Hundreds of rebels, who took up arms in April complaining that Kinshasa had failed to comply with the terms of a deal that ended a previous rebellion in 2009, poured into the lakeside town on Tuesday.
After sporadic gunfire, Congolese troops retreated to the west.
UN peacekeepers who had launched helicopter gunships to back the Congolese army did nothing to stop the rebels’ seizure.
“MONUSCO [the UN peacekeeping force in the DR Congo] is 17,000 soldiers, but sadly it was not in a position to prevent what happened,” French Foreign Minister Laurent Fabius said. “It is necessary that the MONUSCO mandate is reviewed.”
However, a senior UN official, speaking on condition of anonymity, said the withdrawal of civilian and military Congolese officials had left a void it could not fill alone.
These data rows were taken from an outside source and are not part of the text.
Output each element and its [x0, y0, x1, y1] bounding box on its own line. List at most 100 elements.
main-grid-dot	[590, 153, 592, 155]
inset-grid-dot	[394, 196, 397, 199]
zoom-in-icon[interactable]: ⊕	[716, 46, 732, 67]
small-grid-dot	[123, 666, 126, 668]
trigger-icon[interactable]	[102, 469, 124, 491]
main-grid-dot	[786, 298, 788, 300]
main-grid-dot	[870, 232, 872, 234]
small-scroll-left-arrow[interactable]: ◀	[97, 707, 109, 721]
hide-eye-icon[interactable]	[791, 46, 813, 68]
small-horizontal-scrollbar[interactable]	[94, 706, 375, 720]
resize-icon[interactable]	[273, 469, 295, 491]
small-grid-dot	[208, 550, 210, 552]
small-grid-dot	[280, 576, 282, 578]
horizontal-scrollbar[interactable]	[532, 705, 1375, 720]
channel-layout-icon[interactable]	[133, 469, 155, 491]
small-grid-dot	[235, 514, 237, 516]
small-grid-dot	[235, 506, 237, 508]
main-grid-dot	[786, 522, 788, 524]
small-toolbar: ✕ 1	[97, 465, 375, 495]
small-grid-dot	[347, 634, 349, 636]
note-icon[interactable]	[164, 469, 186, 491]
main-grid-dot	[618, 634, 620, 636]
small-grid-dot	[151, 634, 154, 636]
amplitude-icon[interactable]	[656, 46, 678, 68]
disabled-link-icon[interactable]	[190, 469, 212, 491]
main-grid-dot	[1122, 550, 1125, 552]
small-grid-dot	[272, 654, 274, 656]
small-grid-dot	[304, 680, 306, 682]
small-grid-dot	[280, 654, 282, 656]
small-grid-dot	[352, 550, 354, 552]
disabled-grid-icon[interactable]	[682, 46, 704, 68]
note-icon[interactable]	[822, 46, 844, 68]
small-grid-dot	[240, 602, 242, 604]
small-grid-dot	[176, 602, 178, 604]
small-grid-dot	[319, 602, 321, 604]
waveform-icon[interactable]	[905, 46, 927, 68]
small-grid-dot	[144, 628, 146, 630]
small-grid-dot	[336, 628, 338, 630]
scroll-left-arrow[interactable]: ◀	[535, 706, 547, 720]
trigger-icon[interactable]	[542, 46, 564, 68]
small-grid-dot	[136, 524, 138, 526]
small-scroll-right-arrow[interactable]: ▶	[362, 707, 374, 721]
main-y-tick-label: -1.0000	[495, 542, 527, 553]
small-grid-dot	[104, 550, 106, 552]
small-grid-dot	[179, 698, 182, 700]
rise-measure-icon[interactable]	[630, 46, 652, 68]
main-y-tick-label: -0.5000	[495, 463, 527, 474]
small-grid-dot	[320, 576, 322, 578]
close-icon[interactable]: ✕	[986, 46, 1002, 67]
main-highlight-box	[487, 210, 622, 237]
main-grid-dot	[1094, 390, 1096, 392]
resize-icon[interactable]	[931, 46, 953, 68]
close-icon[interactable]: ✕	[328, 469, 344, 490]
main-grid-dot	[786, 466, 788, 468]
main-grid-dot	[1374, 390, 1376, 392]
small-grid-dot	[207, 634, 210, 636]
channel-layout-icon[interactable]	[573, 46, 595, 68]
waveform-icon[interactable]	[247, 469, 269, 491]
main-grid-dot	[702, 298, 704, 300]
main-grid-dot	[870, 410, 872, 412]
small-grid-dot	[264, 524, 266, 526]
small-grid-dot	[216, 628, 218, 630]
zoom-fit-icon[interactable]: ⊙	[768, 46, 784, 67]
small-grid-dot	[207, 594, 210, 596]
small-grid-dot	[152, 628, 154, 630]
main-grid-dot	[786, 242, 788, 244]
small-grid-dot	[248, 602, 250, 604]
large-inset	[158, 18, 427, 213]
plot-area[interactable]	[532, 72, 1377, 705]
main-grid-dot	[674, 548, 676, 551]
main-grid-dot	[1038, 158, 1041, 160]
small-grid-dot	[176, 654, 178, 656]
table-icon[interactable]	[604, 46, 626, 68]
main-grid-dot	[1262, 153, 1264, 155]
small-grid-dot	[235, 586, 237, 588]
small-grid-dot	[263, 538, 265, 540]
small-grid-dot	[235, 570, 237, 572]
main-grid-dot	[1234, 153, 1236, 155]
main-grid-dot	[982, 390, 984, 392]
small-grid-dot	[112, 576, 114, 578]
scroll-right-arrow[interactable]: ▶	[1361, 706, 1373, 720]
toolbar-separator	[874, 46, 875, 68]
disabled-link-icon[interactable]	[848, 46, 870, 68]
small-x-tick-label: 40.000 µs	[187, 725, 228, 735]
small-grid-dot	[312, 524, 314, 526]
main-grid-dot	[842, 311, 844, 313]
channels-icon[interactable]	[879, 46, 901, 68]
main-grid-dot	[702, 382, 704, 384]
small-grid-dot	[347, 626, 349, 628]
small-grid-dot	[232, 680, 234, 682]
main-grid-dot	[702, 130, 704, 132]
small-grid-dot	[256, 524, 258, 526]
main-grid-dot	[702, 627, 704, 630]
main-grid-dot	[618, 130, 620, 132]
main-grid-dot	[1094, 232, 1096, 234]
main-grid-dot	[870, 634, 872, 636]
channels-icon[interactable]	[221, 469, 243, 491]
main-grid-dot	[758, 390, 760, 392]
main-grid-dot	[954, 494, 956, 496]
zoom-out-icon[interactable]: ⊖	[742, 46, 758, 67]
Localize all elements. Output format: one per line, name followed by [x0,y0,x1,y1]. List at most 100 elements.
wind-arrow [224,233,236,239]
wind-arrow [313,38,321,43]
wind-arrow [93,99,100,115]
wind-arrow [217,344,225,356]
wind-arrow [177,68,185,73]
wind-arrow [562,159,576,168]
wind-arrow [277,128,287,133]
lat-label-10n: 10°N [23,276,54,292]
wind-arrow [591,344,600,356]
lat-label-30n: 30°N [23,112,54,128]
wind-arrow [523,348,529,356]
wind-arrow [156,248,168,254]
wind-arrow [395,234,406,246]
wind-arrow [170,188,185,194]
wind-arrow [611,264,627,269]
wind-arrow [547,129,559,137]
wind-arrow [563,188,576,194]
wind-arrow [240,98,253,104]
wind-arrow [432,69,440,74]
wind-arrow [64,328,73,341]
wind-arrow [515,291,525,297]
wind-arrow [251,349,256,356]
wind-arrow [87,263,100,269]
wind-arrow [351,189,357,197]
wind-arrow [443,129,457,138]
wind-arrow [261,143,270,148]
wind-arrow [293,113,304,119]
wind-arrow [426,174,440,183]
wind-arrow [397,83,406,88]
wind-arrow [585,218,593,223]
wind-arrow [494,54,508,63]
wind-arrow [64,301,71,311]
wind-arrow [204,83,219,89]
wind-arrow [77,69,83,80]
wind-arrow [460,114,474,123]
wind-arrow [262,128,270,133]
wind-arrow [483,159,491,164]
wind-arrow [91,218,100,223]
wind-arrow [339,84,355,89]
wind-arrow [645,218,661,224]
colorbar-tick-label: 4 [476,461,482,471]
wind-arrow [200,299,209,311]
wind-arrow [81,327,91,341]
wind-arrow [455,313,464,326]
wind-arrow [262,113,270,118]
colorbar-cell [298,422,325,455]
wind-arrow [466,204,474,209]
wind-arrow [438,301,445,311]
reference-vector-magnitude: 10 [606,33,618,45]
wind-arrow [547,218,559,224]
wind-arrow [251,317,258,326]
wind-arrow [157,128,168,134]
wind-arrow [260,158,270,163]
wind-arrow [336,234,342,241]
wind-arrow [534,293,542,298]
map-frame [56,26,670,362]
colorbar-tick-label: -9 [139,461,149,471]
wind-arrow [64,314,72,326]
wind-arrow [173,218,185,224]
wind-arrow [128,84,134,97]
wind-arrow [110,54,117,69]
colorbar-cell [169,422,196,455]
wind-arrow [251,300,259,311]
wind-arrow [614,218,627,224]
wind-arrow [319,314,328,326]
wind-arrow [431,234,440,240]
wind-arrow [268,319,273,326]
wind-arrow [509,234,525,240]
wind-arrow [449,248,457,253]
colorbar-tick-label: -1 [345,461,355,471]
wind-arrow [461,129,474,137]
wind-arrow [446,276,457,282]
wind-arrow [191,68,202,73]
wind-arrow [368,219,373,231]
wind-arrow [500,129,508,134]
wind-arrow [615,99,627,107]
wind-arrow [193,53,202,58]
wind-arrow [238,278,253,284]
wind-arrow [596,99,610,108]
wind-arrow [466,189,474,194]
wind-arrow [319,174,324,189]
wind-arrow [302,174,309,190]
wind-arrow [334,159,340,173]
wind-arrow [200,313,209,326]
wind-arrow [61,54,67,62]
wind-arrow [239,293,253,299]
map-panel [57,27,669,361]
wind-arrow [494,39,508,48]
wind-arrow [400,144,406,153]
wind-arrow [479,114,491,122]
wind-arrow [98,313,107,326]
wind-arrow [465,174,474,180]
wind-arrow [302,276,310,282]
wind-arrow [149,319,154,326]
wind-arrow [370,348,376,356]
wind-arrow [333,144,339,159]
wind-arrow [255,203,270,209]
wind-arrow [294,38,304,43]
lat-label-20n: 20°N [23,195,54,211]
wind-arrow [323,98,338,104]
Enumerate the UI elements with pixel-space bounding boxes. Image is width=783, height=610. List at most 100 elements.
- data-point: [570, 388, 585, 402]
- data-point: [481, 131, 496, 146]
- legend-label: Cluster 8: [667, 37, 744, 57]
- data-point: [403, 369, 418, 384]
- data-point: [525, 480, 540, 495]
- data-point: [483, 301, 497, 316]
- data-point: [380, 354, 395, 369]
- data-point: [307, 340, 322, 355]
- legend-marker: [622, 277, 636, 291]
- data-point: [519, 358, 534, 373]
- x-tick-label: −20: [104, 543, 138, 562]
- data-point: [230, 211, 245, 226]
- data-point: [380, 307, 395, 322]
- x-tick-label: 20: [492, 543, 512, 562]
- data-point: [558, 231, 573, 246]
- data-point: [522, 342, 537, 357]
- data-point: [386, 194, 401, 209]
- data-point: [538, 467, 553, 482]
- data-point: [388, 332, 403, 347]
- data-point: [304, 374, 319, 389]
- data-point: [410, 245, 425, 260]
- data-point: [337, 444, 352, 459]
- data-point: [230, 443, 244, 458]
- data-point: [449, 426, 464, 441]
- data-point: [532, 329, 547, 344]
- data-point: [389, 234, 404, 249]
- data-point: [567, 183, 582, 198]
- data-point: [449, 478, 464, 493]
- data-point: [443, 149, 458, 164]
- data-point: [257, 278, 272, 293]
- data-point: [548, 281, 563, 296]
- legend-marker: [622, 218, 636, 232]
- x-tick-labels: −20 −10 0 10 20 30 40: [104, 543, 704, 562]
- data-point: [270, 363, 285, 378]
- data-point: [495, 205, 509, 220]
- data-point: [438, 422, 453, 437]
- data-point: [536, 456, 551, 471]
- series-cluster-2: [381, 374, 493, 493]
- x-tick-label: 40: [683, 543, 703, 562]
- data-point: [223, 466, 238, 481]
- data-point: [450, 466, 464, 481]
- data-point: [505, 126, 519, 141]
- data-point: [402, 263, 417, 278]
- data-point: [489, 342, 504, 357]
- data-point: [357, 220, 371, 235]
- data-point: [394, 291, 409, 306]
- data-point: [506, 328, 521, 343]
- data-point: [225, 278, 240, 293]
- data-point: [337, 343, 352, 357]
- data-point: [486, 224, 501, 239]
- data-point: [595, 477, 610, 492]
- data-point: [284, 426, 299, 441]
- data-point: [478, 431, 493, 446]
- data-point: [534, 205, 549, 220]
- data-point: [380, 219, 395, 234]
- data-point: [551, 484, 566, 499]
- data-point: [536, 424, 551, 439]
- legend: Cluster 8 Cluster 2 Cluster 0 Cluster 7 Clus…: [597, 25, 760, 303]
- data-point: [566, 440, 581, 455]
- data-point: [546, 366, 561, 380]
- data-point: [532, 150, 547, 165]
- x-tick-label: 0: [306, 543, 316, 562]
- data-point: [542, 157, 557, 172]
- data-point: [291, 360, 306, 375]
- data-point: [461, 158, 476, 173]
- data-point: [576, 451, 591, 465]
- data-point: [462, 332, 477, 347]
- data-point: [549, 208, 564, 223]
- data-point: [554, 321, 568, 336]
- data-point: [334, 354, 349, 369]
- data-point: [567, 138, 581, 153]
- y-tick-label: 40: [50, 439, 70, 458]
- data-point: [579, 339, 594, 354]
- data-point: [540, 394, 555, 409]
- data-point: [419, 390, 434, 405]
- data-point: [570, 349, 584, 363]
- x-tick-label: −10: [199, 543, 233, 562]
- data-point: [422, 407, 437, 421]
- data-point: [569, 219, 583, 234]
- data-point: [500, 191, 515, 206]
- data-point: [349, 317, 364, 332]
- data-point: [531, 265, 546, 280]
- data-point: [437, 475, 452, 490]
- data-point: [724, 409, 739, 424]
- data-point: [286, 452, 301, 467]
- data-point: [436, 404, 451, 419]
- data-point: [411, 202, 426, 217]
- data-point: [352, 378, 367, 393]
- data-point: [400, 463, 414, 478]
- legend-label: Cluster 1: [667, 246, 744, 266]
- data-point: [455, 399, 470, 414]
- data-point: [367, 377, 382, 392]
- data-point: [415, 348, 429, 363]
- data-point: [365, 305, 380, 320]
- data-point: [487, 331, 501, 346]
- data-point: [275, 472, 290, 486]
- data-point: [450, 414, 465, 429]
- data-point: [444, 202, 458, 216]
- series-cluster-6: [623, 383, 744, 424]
“We’re not the army of any country, let alone the Congolese army, and it’s not for us to take positions by ourselves to stop a rebel attack or the movement of rebels,” the official said.
“Our job is to protect civilians,” the official added.
The M23 rebellion has aggravated tensions between the DR Congo and neighboring Rwanda, which Kinshasa says is orchestrating the insurgency as a means of grabbing the chaotic region’s mineral wealth that includes diamonds, gold and coltan — used in mobile phones.
Officials in the office of Museveni, the regional mediator for the conflict, said the Uganda preident would seek to host a face-to-face meeting between DR Congo President Joseph Kabila and Rwandan President Paul Kagame in Kampala yesterday.
Kinshasa on Tuesday rejected the idea of talks with rebels, but Rwanda’s foreign minister said the fall of Goma had shown there was no military solution to the crisis.
The capture of Goma will be an embarrassment for Kabila, who won re-election late last year in polls that provoked widespread riots.
There were pockets of demonstrations against the fall of Goma in other towns and Kabila faces the tricky choice between dialogue with the rebels, which will be politically unpopular, and trying to rally his scattered forces in North Kivu.